Local officials give update on ‘historic’ ATRIP program
Elected officials from across Franklin County were to quick to praise one another Wednesday.
Members of the Franklin County Commission and representatives from each town’s city council met for a status report on the Alabama Transportation Rehabilitation and Improvement Program, which will allow more than $14 million in road repairs to be completed over the next two to three years.
Franklin County will receive $14,811,620, with $11,849,296 in federal money and $2,962,324 of local dollars.
The project list includes work on 25 roads and 10 bridge projects.

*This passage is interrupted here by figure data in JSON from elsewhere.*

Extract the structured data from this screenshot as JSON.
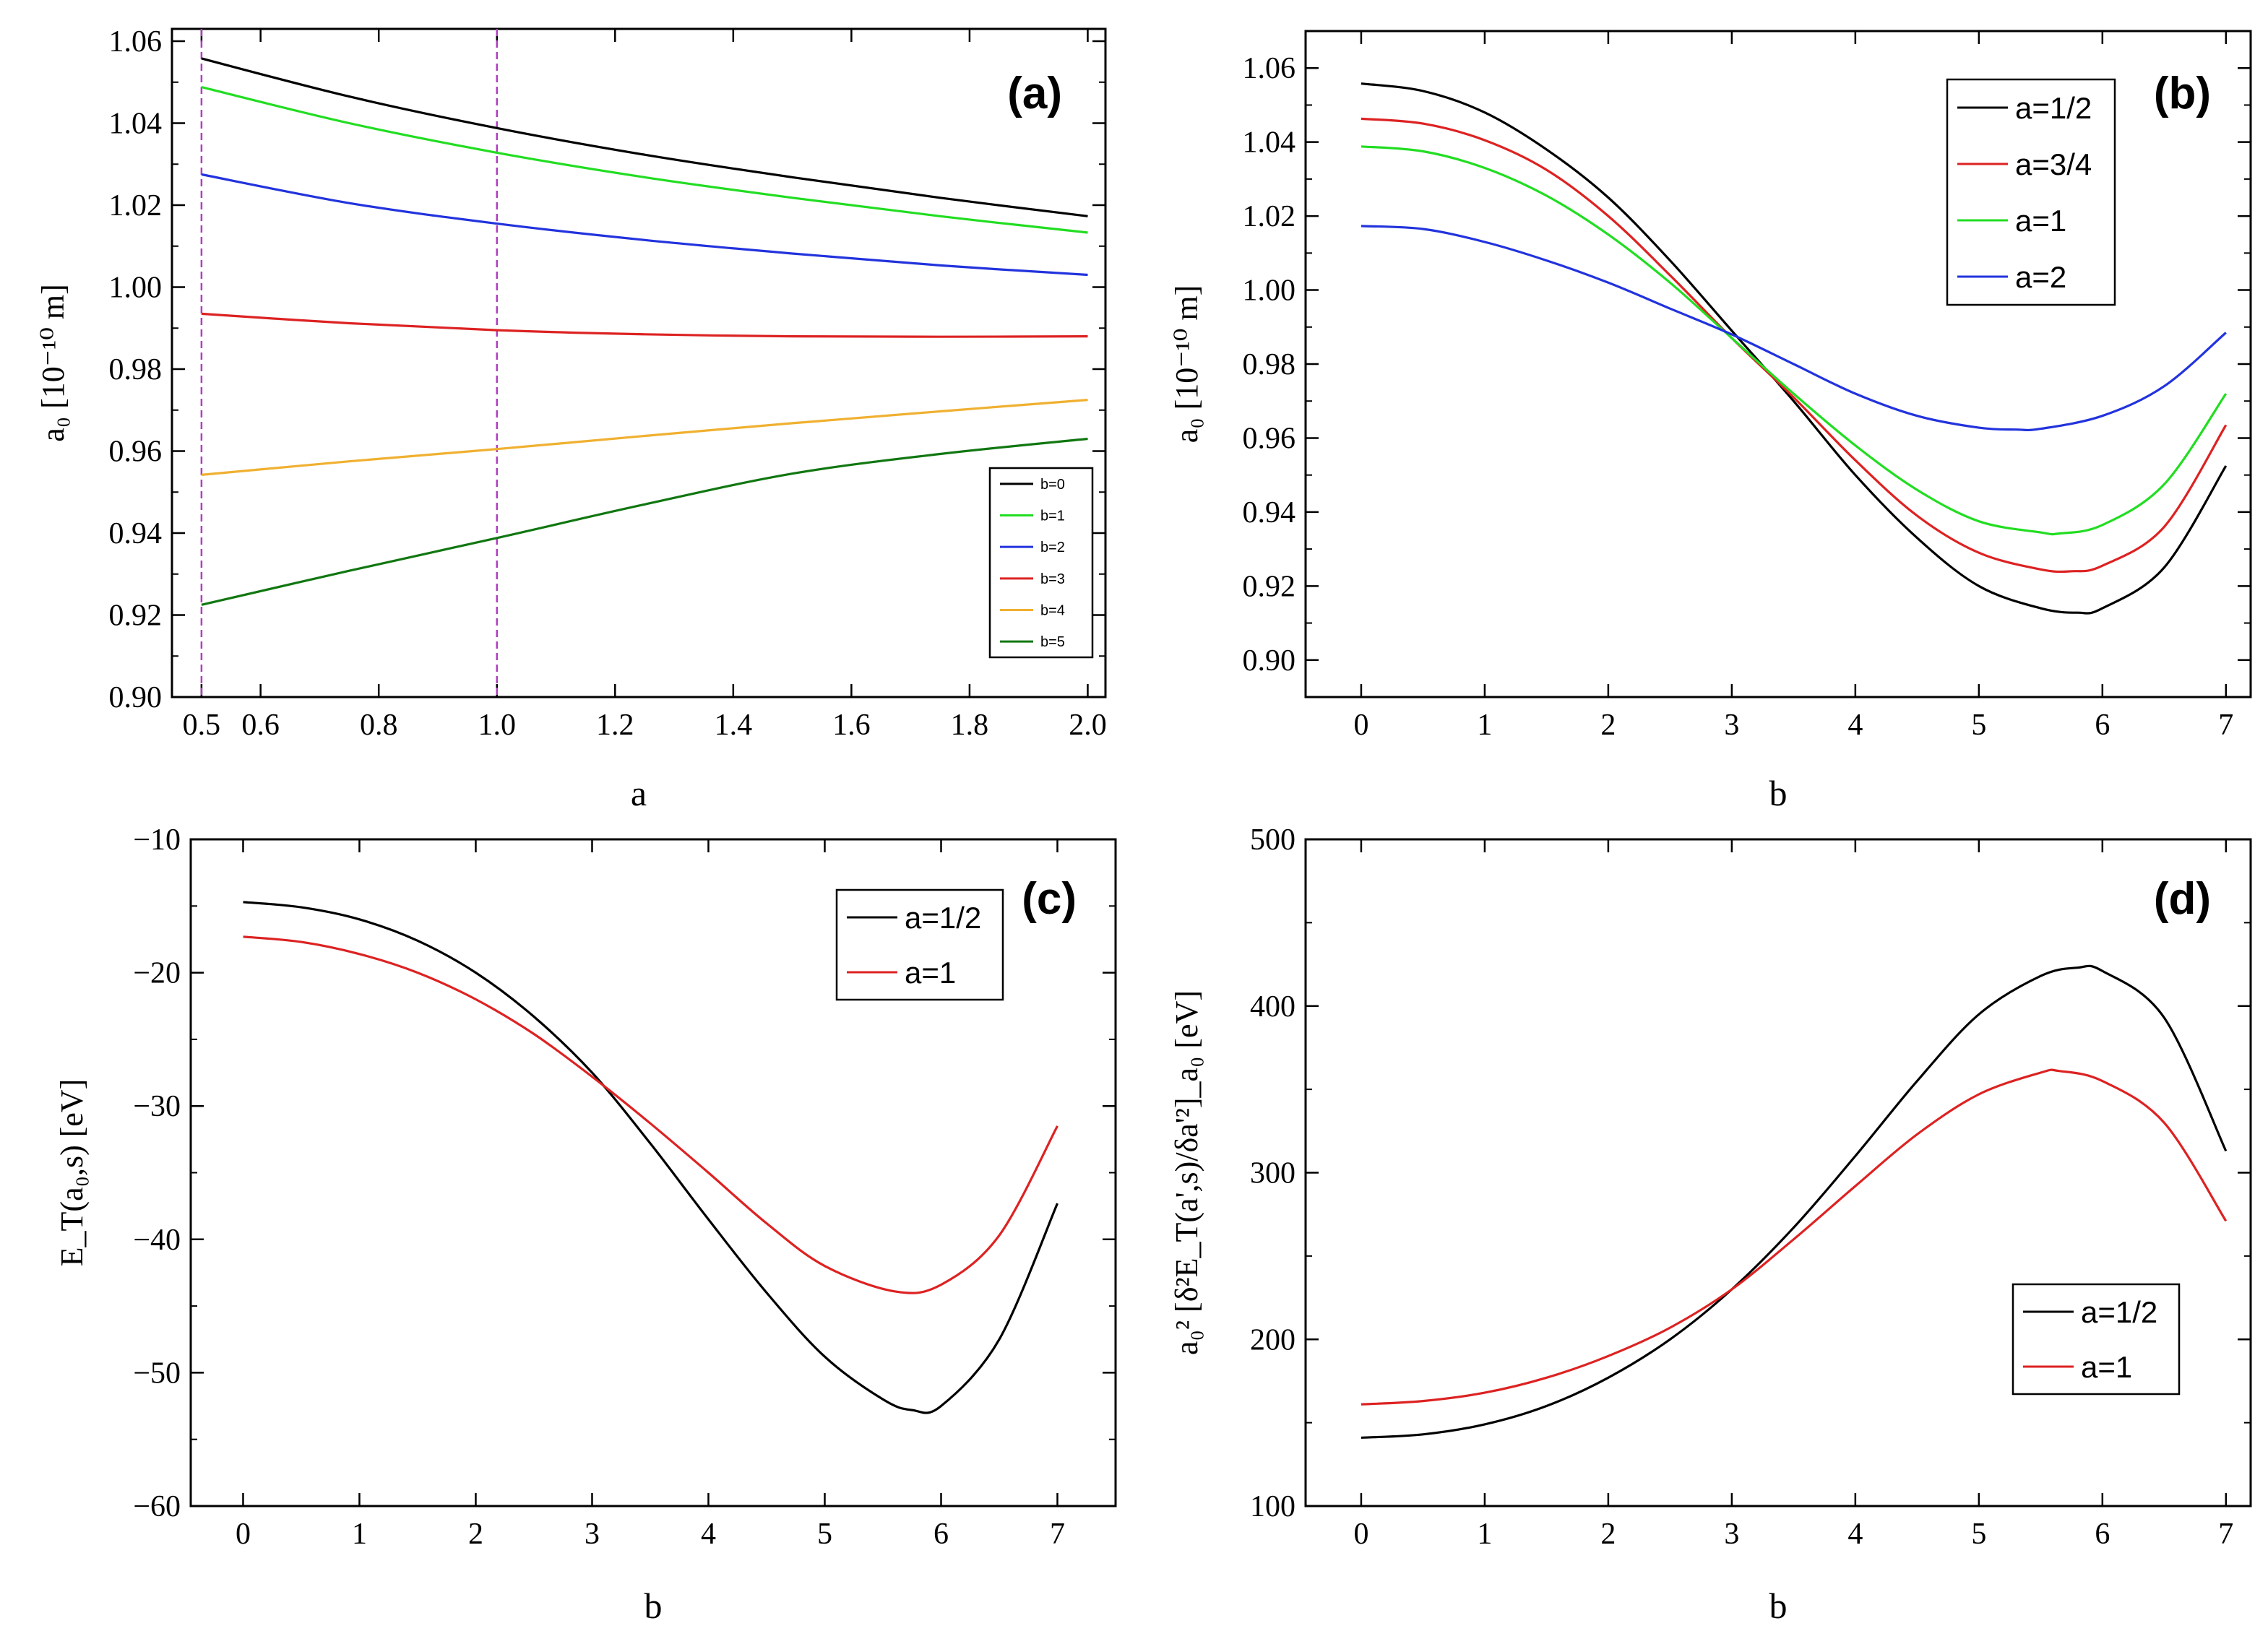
{
  "chart_data": [
    {
      "id": "a",
      "type": "line",
      "panel_label": "(a)",
      "xlabel": "a",
      "ylabel": "a₀ [10⁻¹⁰ m]",
      "xlim": [
        0.45,
        2.03
      ],
      "ylim": [
        0.9,
        1.063
      ],
      "xticks": [
        0.5,
        0.6,
        0.8,
        1.0,
        1.2,
        1.4,
        1.6,
        1.8,
        2.0
      ],
      "xtick_labels": [
        "0.5",
        "0.6",
        "0.8",
        "1.0",
        "1.2",
        "1.4",
        "1.6",
        "1.8",
        "2.0"
      ],
      "yticks": [
        0.9,
        0.92,
        0.94,
        0.96,
        0.98,
        1.0,
        1.02,
        1.04,
        1.06
      ],
      "ytick_labels": [
        "0.90",
        "0.92",
        "0.94",
        "0.96",
        "0.98",
        "1.00",
        "1.02",
        "1.04",
        "1.06"
      ],
      "vlines": [
        0.5,
        1.0
      ],
      "vline_color": "#b040c0",
      "legend_position": "bottom-right",
      "legend_small": true,
      "series": [
        {
          "name": "b=0",
          "color": "#000000",
          "x": [
            0.5,
            0.75,
            1.0,
            1.25,
            1.5,
            1.75,
            2.0
          ],
          "y": [
            1.0558,
            1.0465,
            1.0388,
            1.0323,
            1.0268,
            1.0218,
            1.0173
          ]
        },
        {
          "name": "b=1",
          "color": "#22dd22",
          "x": [
            0.5,
            0.75,
            1.0,
            1.25,
            1.5,
            1.75,
            2.0
          ],
          "y": [
            1.0488,
            1.04,
            1.0328,
            1.0268,
            1.0218,
            1.0173,
            1.0133
          ]
        },
        {
          "name": "b=2",
          "color": "#2233dd",
          "x": [
            0.5,
            0.75,
            1.0,
            1.25,
            1.5,
            1.75,
            2.0
          ],
          "y": [
            1.0275,
            1.0205,
            1.0155,
            1.0115,
            1.0082,
            1.0053,
            1.003
          ]
        },
        {
          "name": "b=3",
          "color": "#dd2222",
          "x": [
            0.5,
            0.75,
            1.0,
            1.25,
            1.5,
            1.75,
            2.0
          ],
          "y": [
            0.9935,
            0.9912,
            0.9895,
            0.9885,
            0.988,
            0.9879,
            0.988
          ]
        },
        {
          "name": "b=4",
          "color": "#f0b030",
          "x": [
            0.5,
            0.75,
            1.0,
            1.25,
            1.5,
            1.75,
            2.0
          ],
          "y": [
            0.9542,
            0.9575,
            0.9605,
            0.9637,
            0.9668,
            0.9697,
            0.9725
          ]
        },
        {
          "name": "b=5",
          "color": "#117711",
          "x": [
            0.5,
            0.75,
            1.0,
            1.25,
            1.5,
            1.75,
            2.0
          ],
          "y": [
            0.9225,
            0.9308,
            0.9388,
            0.947,
            0.9545,
            0.9593,
            0.963
          ]
        }
      ]
    },
    {
      "id": "b",
      "type": "line",
      "panel_label": "(b)",
      "xlabel": "b",
      "ylabel": "a₀ [10⁻¹⁰ m]",
      "xlim": [
        -0.45,
        7.2
      ],
      "ylim": [
        0.89,
        1.07
      ],
      "xticks": [
        0,
        1,
        2,
        3,
        4,
        5,
        6,
        7
      ],
      "xtick_labels": [
        "0",
        "1",
        "2",
        "3",
        "4",
        "5",
        "6",
        "7"
      ],
      "yticks": [
        0.9,
        0.92,
        0.94,
        0.96,
        0.98,
        1.0,
        1.02,
        1.04,
        1.06
      ],
      "ytick_labels": [
        "0.90",
        "0.92",
        "0.94",
        "0.96",
        "0.98",
        "1.00",
        "1.02",
        "1.04",
        "1.06"
      ],
      "legend_position": "top-right",
      "series": [
        {
          "name": "a=1/2",
          "color": "#000000",
          "x": [
            0,
            0.5,
            1,
            1.5,
            2,
            2.5,
            3,
            3.5,
            4,
            4.5,
            5,
            5.5,
            5.8,
            6,
            6.5,
            7
          ],
          "y": [
            1.0558,
            1.0538,
            1.048,
            1.038,
            1.025,
            1.008,
            0.989,
            0.97,
            0.95,
            0.933,
            0.92,
            0.914,
            0.9128,
            0.914,
            0.925,
            0.9525
          ]
        },
        {
          "name": "a=3/4",
          "color": "#dd2222",
          "x": [
            0,
            0.5,
            1,
            1.5,
            2,
            2.5,
            3,
            3.5,
            4,
            4.5,
            5,
            5.5,
            5.75,
            6,
            6.5,
            7
          ],
          "y": [
            1.0463,
            1.045,
            1.0405,
            1.0325,
            1.02,
            1.004,
            0.987,
            0.971,
            0.954,
            0.939,
            0.929,
            0.9245,
            0.924,
            0.9255,
            0.936,
            0.9635
          ]
        },
        {
          "name": "a=1",
          "color": "#22dd22",
          "x": [
            0,
            0.5,
            1,
            1.5,
            2,
            2.5,
            3,
            3.5,
            4,
            4.5,
            5,
            5.5,
            5.65,
            6,
            6.5,
            7
          ],
          "y": [
            1.0388,
            1.0375,
            1.033,
            1.0255,
            1.015,
            1.002,
            0.987,
            0.972,
            0.958,
            0.946,
            0.9375,
            0.9345,
            0.9342,
            0.9365,
            0.9475,
            0.972
          ]
        },
        {
          "name": "a=2",
          "color": "#2233dd",
          "x": [
            0,
            0.5,
            1,
            1.5,
            2,
            2.5,
            3,
            3.5,
            4,
            4.5,
            5,
            5.3,
            5.5,
            6,
            6.5,
            7
          ],
          "y": [
            1.0173,
            1.0165,
            1.013,
            1.008,
            1.002,
            0.995,
            0.988,
            0.98,
            0.972,
            0.966,
            0.9628,
            0.9623,
            0.9625,
            0.966,
            0.974,
            0.9885
          ]
        }
      ]
    },
    {
      "id": "c",
      "type": "line",
      "panel_label": "(c)",
      "xlabel": "b",
      "ylabel": "E_T(a₀,s) [eV]",
      "xlim": [
        -0.45,
        7.5
      ],
      "ylim": [
        -60,
        -10
      ],
      "xticks": [
        0,
        1,
        2,
        3,
        4,
        5,
        6,
        7
      ],
      "xtick_labels": [
        "0",
        "1",
        "2",
        "3",
        "4",
        "5",
        "6",
        "7"
      ],
      "yticks": [
        -60,
        -50,
        -40,
        -30,
        -20,
        -10
      ],
      "ytick_labels": [
        "−60",
        "−50",
        "−40",
        "−30",
        "−20",
        "−10"
      ],
      "legend_position": "top-right",
      "series": [
        {
          "name": "a=1/2",
          "color": "#000000",
          "x": [
            0,
            0.5,
            1,
            1.5,
            2,
            2.5,
            3,
            3.5,
            4,
            4.5,
            5,
            5.5,
            5.75,
            6,
            6.5,
            7
          ],
          "y": [
            -14.7,
            -15.1,
            -16.0,
            -17.6,
            -20.0,
            -23.3,
            -27.5,
            -32.8,
            -38.5,
            -44.0,
            -48.8,
            -52.0,
            -52.8,
            -52.5,
            -47.5,
            -37.3
          ]
        },
        {
          "name": "a=1",
          "color": "#dd2222",
          "x": [
            0,
            0.5,
            1,
            1.5,
            2,
            2.5,
            3,
            3.5,
            4,
            4.5,
            5,
            5.6,
            6,
            6.5,
            7
          ],
          "y": [
            -17.3,
            -17.7,
            -18.6,
            -20.0,
            -22.0,
            -24.6,
            -27.8,
            -31.3,
            -35.0,
            -38.8,
            -42.0,
            -43.9,
            -43.4,
            -39.7,
            -31.5
          ]
        }
      ]
    },
    {
      "id": "d",
      "type": "line",
      "panel_label": "(d)",
      "xlabel": "b",
      "ylabel": "a₀² [δ²E_T(a',s)/δa'²]_a₀ [eV]",
      "xlim": [
        -0.45,
        7.2
      ],
      "ylim": [
        100,
        500
      ],
      "xticks": [
        0,
        1,
        2,
        3,
        4,
        5,
        6,
        7
      ],
      "xtick_labels": [
        "0",
        "1",
        "2",
        "3",
        "4",
        "5",
        "6",
        "7"
      ],
      "yticks": [
        100,
        200,
        300,
        400,
        500
      ],
      "ytick_labels": [
        "100",
        "200",
        "300",
        "400",
        "500"
      ],
      "legend_position": "bottom-right",
      "series": [
        {
          "name": "a=1/2",
          "color": "#000000",
          "x": [
            0,
            0.5,
            1,
            1.5,
            2,
            2.5,
            3,
            3.5,
            4,
            4.5,
            5,
            5.5,
            5.8,
            6,
            6.5,
            7
          ],
          "y": [
            141,
            143,
            149,
            160,
            177,
            200,
            230,
            267,
            310,
            355,
            395,
            418,
            423,
            421,
            393,
            313
          ]
        },
        {
          "name": "a=1",
          "color": "#dd2222",
          "x": [
            0,
            0.5,
            1,
            1.5,
            2,
            2.5,
            3,
            3.5,
            4,
            4.5,
            5,
            5.5,
            5.65,
            6,
            6.5,
            7
          ],
          "y": [
            161,
            163,
            168,
            177,
            190,
            207,
            230,
            260,
            292,
            323,
            347,
            360,
            361,
            355,
            330,
            271
          ]
        }
      ]
    }
  ]
}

Work is complete on first-round projects that include resurfacing, reclamation, striping and shoulders on approximately seven miles of Gravel Hill Road and eight miles of County Road 16. Officials said plans are 85 percent for a bridge replacement and resurfacing project on Franklin 22.
In all, 118 miles of county roads will be repaired thanks to the ATRIP funding.
“At the current level of available revenue, it would take us 30 years to complete all of the projects that we will now be doing over the next 3-4 years,” said county engineer David Palmer.
Palmer said roads and bridges that serve more than 55,000 motorists a day will be impacted.
“We want everyone in Franklin County to understand the profound impact of ATRIP on our area and your ability to get to school and work,” Probate Judge Barry Moore said.
Palmer called the program “historic.”
“These improvements will immediately benefit our citizens and our economy,” he said.
“This program will have an historic and important impact on the people in the state of Alabama,” Palmer said. “We all understand the importance of urban roads and the interstate, but there comes a time when you have to fix the roads getting to the interstate.”